Kwota nakładów inwestycyjnych robi wrażenie. Dość powiedzieć, że w 2023 r. wedle ostatniego, dostępnego projektu aktualizacji Polityki Energetycznej Polski do 2040 r. koszt transformacji energetycznej miał wynieść 726 mld zł. Zaktualizowanych szacunków nie ma, bo nadal czekamy na rządowe dokumenty strategiczne.
Jeśli spojrzymy na rozbicie sektorowe tych setek miliardów inwestycji, to dominuje przede wszystkim segment dystrybucji. To zasługa atrakcyjnego kształtu taryfy dystrybucyjnej promującej inwestycje oraz atrakcyjnego finansowania ze środków z KPO. W przypadku Grupy Tauron na 100 mld zł inwestycji, 60 mld zł to środki, które trafią właśnie na dystrybucję. Enea z łącznej kwoty 107,5 mld zł na inwestycje przeznaczy na dystrybucję niecałe 41 mld zł. Orlen z 140–150 mld zł na energetykę przeznaczy 40 mld zł na dystrybucję. Wreszcie PGE chce wydać 75 mld zł na dystrybucję. To najwyższa kwota spośród wszystkich spółek, choć w przypadku PGE to nie najwyższa pozycja w łącznych wydatkach, jak w pozostałych firmach. Najwięcej, bo aż 85 mld zł, PGE chce wydać na sektor energetyki odnawialnej.
Ze spokojem do tych liczb podchodzą analitycy. – Podobnie jak trudne w ocenie są wydatki inwestycyjne, podobnie jest w przypadku EBITDA. Trzymając się PGE, spółka zakłada osiągnięcie 30 mld zł EBITDA w 2035 r. Wedle moich prognoz może to być znacznie mniej, bo około 13–15 mld zł – wskazuje Łukasz Prokopiuk, analityk DM BOŚ. Michał Kozak, analityk DM Trigon, komentując strategię PGE, wskazuje, że wydatki na projekt jądrowy powinny być marginalne i na ten moment są ograniczone do „kilkuset” milionów złotych do 2035 r. – Ambitne wydatki w gazie wydają się uzasadnione, pod warunkiem wyższej sprawności bloków CCGT niż w Dolnej Odrze w ostatnich dwóch kwartałach i przy kontrybucji z rynku bilansującego. Pozytywnie odbieramy kierunek inwestycji w tzw. peakery gazowe (szczytowe elektrownie gazowe) – dodaje.
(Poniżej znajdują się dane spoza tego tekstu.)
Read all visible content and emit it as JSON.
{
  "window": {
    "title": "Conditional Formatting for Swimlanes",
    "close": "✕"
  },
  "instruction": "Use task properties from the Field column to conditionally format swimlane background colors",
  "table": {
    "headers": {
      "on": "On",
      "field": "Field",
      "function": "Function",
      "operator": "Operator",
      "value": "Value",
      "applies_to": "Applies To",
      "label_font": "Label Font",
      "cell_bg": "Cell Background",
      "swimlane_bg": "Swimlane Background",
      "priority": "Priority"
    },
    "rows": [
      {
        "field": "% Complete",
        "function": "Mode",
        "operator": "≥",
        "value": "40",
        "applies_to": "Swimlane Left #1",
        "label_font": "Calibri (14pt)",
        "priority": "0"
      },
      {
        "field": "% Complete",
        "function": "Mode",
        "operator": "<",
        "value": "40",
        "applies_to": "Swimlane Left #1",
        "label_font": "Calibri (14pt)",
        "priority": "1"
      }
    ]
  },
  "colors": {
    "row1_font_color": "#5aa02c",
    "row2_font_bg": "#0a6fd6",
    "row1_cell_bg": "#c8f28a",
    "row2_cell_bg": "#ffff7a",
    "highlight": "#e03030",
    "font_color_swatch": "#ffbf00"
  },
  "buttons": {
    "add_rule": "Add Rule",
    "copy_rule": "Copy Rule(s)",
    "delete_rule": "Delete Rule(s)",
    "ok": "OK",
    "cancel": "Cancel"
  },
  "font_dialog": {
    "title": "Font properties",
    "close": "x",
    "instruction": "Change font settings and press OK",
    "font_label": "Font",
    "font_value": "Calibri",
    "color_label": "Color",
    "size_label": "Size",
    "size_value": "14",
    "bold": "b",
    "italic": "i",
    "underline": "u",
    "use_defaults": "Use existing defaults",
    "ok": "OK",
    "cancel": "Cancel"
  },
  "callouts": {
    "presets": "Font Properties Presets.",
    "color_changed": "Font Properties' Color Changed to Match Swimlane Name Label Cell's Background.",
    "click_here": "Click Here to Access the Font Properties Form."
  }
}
A jak spółki energetyczne odnoszą się do polityki dywidendowej? Najbardziej konkretna w tym względzie okazała się Grupa Tauron. Strategia na lata 2025–2035 m.in. zakłada na początek wypłaty dywidend po 2028 r. na poziomie 50 gr na akcję, a w 2035 r. ma ona wynieść 70 gr. Znacznie większe dywidendy, i to już teraz, wypłaca Orlen. Strategia przewiduje, że minimalna dywidenda Orlenu ma wzrosnąć z 4,5 zł na akcję w tym roku do 6 zł w 2035 r. Dywidendę, choć znacznie mniejszą, wypłaca już teraz Enea. Zarząd Enei zaproponował wypłatę 264,9 mln zł dywidendy z zysku netto za 2024 rok, co daje 50 gr na akcję. Nie jest jasne, czy dywidenda na podobnym poziomie będzie utrzymana w kolejnych latach, choć spółka podkreślała, że ma taką ambicję. Z kolei PGE uzależnia wypłatę dywidendy od przyszłości energetyki węglowej i tego, kto będzie ponosił ciężar jej finansowania, spółka czy rząd. Te niepewne plany dywidendowe zaskoczyły negatywnie rynek. – PGE powiązała – między słowami – zależność wypłaty dywidendy od losów aktywów węglowych. W innych spółkach takiej zależności nie było – mówi Prokopiuk.
Zdaniem Michała Kozaka pierwszą dywidendę PGE może wypłacić najwcześniej po 2030 r. – Wypowiedź prezesa PGE wskazuje, że jednym z hamulców dla wypłaty jest dotychczasowy brak uzgodnienia z rządem mechanizmu wsparcia bloków węglowych po 2028 r. – mówi analityk. Przypomnijmy, że wówczas wygaśnie wsparcie dla aukcji uzupełniających. W efekcie spadną przychody z rynku mocy. Michał Kozak wskazywał, że rynek mógł liczyć na pierwszą dywidendę od PGE przed 2030 r.